The annual report shows that the total number of malls declined by 42 year over year: self-operated malls decreased by 3, and entrusted management malls decreased by 39. The total operating floor area of malls nationwide decreased by nearly 2 million square meters, covering 21 fewer cities.

Looking at the revenue side reflected in the company’s annual report, rental and related income from self-operated malls declined by 8.9%. The company said this was mainly due to fluctuations in the development of relevant industries, which impacted both the mall operations and the operations of tenants, leading to a period of decline in mall occupancy rates and rents.

Related income from entrusted management malls fell even more significantly, with a drop of 18.4%. The company said this was mainly due to the reduction in the number of entrusted management malls.

Entrusted management mall gross margin is the only highlight

In addition, it can be noted that although the related income from entrusted management malls declined significantly, the gross margin is more advantageous than that of self-operated malls, and it has also become one of the few highlights in the company’s annual report.

According to the data provided by the company, in 2025 the overall gross margin was 64.3%, up 0.5 percentage points from 63.8% in 2024. This was mainly due to the year-over-year increase in the gross margin of entrusted management malls.

Specifically, the gross margin of self-operated malls fell slightly year over year, while the gross margin of entrusted management malls rose by nearly two percentage points, pulling the overall gross margin up slightly.

It is worth noting that the gross margin of architectural decoration services dropped sharply, from 14.8% in 2024 directly to -43.6% in 2025. That means that for each architectural decoration service provided in that category, it results in a direct loss.

The revenue of architectural decoration services mainly comes from providing construction, design, and decoration services. In the company’s 2025 annual report, this category accounts for only 1.6% of total revenue. However, based on the negative gross margin, it can be roughly inferred that this service is basically a loss-making operation aimed at generating buzz for the malls rather than making money. But overall, it seems the effect is not that great.

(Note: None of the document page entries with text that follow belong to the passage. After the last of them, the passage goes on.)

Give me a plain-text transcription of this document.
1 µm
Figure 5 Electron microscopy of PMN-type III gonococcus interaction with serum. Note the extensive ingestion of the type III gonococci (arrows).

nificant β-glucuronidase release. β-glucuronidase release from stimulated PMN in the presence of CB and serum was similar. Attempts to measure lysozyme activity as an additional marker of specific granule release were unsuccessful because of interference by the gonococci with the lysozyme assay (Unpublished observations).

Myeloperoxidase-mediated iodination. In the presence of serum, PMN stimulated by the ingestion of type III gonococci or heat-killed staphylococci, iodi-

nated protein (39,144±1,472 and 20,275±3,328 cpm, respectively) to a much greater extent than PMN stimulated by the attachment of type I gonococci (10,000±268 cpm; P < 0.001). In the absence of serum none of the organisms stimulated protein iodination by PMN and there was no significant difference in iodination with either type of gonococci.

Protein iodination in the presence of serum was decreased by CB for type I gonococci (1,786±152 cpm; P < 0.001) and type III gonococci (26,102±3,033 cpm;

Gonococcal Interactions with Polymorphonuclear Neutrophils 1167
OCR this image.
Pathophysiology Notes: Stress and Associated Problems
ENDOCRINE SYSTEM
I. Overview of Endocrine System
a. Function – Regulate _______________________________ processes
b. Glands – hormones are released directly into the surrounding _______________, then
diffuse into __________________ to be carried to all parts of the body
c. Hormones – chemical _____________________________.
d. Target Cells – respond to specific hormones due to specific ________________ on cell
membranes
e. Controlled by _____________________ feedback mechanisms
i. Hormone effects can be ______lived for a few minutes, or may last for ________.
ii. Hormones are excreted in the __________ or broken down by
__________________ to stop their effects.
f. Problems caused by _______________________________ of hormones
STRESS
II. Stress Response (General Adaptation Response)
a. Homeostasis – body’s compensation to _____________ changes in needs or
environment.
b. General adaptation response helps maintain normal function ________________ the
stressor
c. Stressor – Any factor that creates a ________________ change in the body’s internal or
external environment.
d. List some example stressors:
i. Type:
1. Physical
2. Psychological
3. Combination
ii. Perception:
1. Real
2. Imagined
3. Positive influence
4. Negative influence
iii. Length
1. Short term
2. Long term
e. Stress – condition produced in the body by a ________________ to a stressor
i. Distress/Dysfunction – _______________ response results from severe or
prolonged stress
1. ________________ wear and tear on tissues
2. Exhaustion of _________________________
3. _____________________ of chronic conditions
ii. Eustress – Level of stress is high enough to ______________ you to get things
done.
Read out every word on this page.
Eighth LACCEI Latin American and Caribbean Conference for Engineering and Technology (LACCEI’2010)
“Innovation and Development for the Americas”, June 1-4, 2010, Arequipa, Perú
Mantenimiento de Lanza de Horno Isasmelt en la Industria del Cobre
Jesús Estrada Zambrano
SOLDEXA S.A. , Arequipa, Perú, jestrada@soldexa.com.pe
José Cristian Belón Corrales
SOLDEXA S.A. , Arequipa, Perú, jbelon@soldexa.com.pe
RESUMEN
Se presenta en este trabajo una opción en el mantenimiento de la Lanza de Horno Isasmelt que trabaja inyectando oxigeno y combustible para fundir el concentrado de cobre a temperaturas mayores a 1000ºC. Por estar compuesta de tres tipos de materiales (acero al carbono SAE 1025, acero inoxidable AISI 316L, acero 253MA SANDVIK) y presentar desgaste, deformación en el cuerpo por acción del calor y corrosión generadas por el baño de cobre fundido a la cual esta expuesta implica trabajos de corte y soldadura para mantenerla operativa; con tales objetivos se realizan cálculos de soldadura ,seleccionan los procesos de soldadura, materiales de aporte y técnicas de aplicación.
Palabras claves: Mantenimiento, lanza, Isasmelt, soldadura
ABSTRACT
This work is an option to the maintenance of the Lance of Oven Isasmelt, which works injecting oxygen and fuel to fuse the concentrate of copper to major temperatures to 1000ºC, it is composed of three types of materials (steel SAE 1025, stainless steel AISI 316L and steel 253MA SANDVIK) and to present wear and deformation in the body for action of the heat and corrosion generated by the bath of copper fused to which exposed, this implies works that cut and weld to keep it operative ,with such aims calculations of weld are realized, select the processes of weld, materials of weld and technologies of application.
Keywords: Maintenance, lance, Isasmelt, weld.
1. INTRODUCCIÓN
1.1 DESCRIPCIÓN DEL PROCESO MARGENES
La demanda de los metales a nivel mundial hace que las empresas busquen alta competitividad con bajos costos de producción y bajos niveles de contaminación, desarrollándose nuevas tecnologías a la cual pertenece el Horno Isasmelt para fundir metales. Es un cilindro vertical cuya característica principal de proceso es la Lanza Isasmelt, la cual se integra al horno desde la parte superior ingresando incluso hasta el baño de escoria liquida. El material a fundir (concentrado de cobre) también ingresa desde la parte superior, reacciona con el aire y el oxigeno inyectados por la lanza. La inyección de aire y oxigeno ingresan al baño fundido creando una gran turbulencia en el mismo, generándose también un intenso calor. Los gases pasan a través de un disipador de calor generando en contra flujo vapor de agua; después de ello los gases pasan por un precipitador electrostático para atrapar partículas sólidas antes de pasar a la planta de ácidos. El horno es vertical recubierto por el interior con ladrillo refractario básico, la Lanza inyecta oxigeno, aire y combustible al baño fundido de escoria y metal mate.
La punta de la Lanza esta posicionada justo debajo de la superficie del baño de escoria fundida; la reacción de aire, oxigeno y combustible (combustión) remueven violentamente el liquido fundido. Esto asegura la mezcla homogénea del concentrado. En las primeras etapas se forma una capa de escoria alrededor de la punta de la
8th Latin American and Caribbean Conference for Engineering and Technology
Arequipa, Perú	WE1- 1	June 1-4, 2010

Striving to build multi-format operations

Against the backdrop of the industry-wide downturn, Meike Long is also actively trying to respond, seeking to reposition itself and build a “second growth curve.”

In its annual report, the company said it upgraded its strategic positioning to “a new commercial operator for home living and a home furnishing industry ecosystem service provider,” focusing on upgrading its home furnishings core business while also expanding home furnishings industry ecosystem services to achieve a dual enhancement of scale and value.

The specific measures are to expand the scope of operations in the core business, introduce more business formats, and diversify revenue streams. There are mainly the following channels:

First, the high-end appliances (MEGA-E) strategy: it opens an appliance gallery within malls to sell appliances; second, it opens offline channels for new retail furniture, connecting with online brands to become the secondary category with the fastest growth rate; third, the M+ high-end home decoration design center to achieve “design-driven customer acquisition + mall conversion”; fourth, it involves the auto industry format, with the operating area doubling; fifth, it sets up dining supporting services to enhance the mall’s life-oriented functions; sixth, it seizes a new track for health and wellness home furnishings, building an “Aging-Friendly Life Aesthetics Museum” in Shanghai.

As can be seen, to reverse its operating decline, Meike Long is truly working hard. Hopefully it can produce good results in 2026.